Klangwart: Stadtlandfluss

Klangwart
Stadtlandfluss
Staubgold
2008-10-14

For nearly a decade, the Berlin duo of Markus Detmer and Timo Reuber have been developing an improvisatory piece, built on loops and electronically generated sounds, which they perform in concert. The piece, called “Stadtlandfluss”, is never exactly the same. Its permutations of tone, concept and rhythm vary according to the venue, the audience, and countless random factors that have impact on the two principals’ creative state of mind. As a result, this album is not really the Stadtlandfluss but a Stadtlandfluss, one iteration among many.

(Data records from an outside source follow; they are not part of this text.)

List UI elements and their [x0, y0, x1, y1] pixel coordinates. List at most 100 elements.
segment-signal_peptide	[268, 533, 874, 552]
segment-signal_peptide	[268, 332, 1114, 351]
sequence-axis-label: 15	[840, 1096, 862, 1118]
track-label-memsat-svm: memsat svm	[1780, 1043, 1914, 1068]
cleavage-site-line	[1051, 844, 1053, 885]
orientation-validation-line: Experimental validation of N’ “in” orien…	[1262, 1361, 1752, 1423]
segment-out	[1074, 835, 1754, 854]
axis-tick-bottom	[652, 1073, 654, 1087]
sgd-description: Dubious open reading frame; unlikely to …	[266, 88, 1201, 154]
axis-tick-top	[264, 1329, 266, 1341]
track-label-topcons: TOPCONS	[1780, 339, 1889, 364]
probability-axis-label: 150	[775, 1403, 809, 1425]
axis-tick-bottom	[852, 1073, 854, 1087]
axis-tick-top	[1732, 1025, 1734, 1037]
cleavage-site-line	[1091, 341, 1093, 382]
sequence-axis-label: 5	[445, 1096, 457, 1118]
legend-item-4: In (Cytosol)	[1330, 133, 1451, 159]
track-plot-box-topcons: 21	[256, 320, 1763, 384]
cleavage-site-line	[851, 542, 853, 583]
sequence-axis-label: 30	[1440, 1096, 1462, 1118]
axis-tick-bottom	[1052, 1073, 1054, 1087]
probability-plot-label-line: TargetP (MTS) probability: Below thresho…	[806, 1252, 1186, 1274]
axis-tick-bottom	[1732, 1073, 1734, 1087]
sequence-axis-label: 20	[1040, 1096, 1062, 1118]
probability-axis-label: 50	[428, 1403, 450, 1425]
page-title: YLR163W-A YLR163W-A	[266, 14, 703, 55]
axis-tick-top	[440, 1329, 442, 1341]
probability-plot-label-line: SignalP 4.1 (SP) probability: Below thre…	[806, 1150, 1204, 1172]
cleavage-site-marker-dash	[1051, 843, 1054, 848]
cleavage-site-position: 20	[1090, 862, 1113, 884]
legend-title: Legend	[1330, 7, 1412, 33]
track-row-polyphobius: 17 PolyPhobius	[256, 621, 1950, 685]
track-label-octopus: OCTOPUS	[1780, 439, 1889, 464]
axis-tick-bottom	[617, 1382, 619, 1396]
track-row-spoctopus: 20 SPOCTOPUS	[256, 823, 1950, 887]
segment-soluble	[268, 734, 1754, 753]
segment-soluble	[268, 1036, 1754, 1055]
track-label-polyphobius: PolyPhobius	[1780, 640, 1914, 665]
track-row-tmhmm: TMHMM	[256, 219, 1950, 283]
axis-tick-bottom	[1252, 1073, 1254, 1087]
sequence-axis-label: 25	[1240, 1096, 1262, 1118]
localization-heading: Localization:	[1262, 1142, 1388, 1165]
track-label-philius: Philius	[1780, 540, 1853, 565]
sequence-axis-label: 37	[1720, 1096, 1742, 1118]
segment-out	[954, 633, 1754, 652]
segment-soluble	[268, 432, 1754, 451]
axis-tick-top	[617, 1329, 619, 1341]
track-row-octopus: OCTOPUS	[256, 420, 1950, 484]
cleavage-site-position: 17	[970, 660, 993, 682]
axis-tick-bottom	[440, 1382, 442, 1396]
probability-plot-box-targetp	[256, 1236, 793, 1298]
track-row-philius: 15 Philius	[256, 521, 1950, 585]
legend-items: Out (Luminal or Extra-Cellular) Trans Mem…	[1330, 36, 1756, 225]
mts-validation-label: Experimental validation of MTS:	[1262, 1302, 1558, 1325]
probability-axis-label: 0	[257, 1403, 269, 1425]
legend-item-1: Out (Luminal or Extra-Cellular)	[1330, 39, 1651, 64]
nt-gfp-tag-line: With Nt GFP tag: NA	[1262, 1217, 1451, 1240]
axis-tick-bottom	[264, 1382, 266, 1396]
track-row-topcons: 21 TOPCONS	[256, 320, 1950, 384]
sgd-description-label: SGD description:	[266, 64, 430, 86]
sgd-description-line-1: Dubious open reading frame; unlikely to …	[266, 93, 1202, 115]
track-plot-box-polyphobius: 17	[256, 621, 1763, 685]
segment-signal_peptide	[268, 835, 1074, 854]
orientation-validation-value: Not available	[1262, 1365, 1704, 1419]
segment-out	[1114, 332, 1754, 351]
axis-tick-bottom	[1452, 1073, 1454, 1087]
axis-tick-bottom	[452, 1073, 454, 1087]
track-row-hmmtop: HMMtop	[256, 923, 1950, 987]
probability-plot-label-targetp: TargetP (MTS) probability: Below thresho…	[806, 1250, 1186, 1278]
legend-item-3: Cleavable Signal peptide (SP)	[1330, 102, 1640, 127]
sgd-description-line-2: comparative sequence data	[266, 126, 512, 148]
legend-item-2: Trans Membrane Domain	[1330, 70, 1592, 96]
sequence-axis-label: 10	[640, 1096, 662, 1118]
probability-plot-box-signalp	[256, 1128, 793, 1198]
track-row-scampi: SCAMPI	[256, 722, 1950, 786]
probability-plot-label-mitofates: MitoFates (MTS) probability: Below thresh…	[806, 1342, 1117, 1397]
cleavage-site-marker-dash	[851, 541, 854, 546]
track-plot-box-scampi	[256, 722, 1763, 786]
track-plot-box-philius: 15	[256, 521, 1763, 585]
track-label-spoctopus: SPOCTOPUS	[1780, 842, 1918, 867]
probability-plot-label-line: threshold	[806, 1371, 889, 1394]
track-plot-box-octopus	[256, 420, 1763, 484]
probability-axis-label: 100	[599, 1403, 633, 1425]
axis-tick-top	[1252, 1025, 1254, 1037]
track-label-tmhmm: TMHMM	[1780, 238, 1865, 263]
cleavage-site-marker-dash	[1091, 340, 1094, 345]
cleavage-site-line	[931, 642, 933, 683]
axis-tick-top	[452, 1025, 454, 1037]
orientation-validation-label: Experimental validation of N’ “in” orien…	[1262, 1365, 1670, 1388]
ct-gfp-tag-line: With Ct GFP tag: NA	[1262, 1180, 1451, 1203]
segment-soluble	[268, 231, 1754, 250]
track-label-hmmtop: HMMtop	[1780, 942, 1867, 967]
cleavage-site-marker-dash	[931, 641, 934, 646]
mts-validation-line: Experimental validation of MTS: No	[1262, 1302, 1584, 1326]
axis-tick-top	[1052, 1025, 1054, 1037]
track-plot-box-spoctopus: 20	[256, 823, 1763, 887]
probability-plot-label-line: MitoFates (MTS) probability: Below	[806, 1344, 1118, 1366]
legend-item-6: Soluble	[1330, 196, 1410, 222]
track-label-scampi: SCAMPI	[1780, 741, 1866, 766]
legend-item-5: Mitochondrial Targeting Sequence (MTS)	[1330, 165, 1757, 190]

The piece is divided into seven tracks somewhat arbitrarily. You will not know where one ends and the other begins, unless you are listening on a player that intersperses silence between cuts. There is, however, an arc of movement, a narrative almost, in a piece that progresses from near silence (I thought my speakers were broken the first time) to euphoric cacophony, from far-off machine sounds to distant transmissions of radio voices. It starts slowly, a patchwork of long hanging tones and the zing of metallic power tools. You will not hear any overtly human element until “Radio” about 13 minutes in, and even then, the voices are obscured by static and erratic swoops of strings. And yet, though, rare, human sounds make up an essential element of the story. The piece crests in its two central cuts, “Hamanamah” and especially “Telemann”, the first a shivering adrenaline rush of electronic anticipation, the second all clangorous bells and frictive, rhythmic bowed strings. These two cuts are exciting in some primal, limbic way, particularly when they crescendo in a wordless female voice. The energy ebbs, the calm returns in “Strom” and by closing “Mein Herz, Mein Haus”, the sound has died down to a subliminal duet between a woman’s whispers and synthetic tones. It is, overall, quite a journey, one that brings you back to equilibrium, but not quite the same as before.